Fernando reunió a unos cuantos músicos brillantes y grabó mucho material, porque mis referencias e indicaciones al principio fueron muy generales, pero teníamos flautas y arpas y chelos y muchas cosas… lo difícil fue comenzar a limpiar todo eso, ver los árboles dentro del bosque. Poco a poco fuimos limpiando y quedó esta estructura muy interesante basada en las tres primeras notas del himno de España que toca un contrabajo y que luego se van distorsionando y rompiendo de diversas maneras y una es con la percusión. Algo atávico, repetitivo, ancestral, una música que te atrapa y no te deja escapar, como si fueras su presa auditiva.

A niveles de producción ¿cómo fue el rodaje? ¿Cuáles fueron los principales retos y dificultades?

Lo más difícil fue eliminar 20 páginas de guion por temas presupuestarios, yo tenía muchas ideas locas que no pude probar, algunas seguro que no hubieran funcionado, pero de otras siempre me quedará la duda. En principio era un rodaje de 6 semanas y lo redujimos a 5, o sea, 25 días de rodaje. Lo que es muy poco para ciertas cosas complejas que teníamos que hacer.
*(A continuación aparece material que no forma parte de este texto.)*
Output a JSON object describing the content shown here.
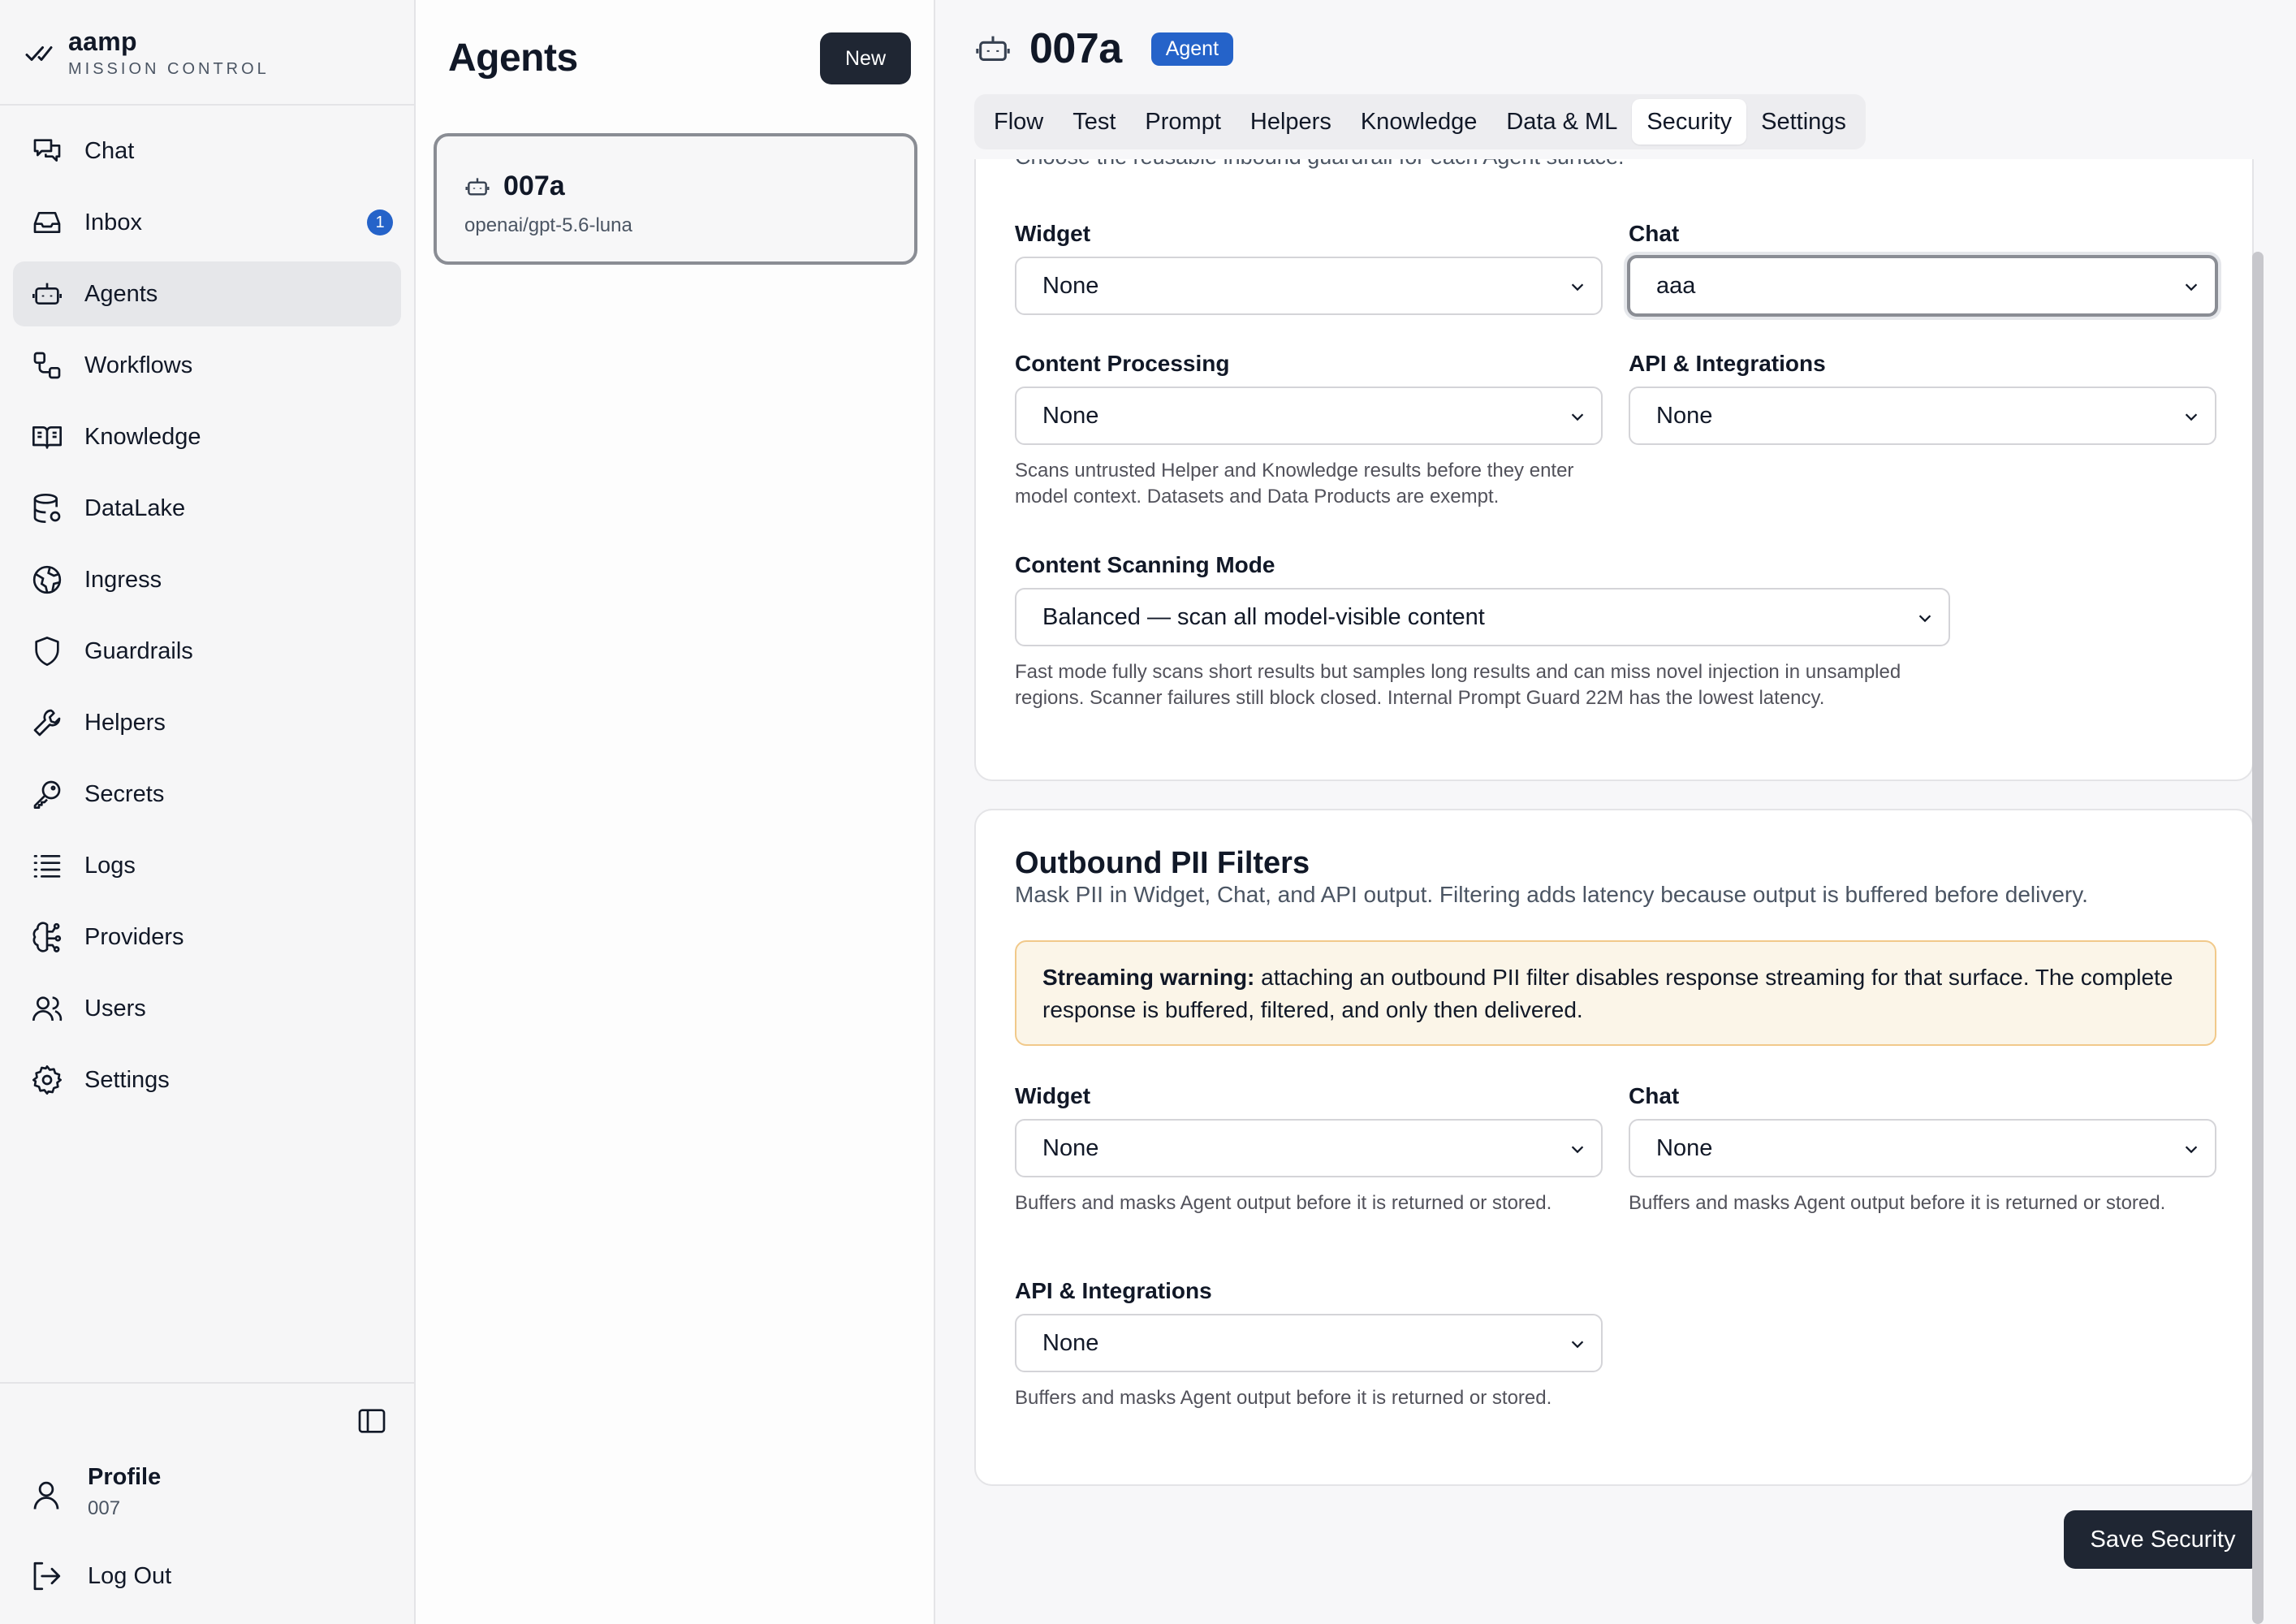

Otro tema fue el calor, en la dehesa extremeña en julio y agosto a 40 grados a la sombra, hay un momento en que no puedes pensar con lucidez, y a las actrices les afectó mucho, aunque también aportó un extra de tensión que vino bien en otros sentidos. Ellas, vestidas de otoño -porque la película ocurre en noviembre-, con escopetas, caminando sin parar por la dehesa, estaban agotadas. Y luego rodamos muchos planos en plano secuencia, algunos de 5 minutos, lo que implica más ensayos y otras dificultades. Pero todo salió bien, tuvimos suerte en algunos momentos también.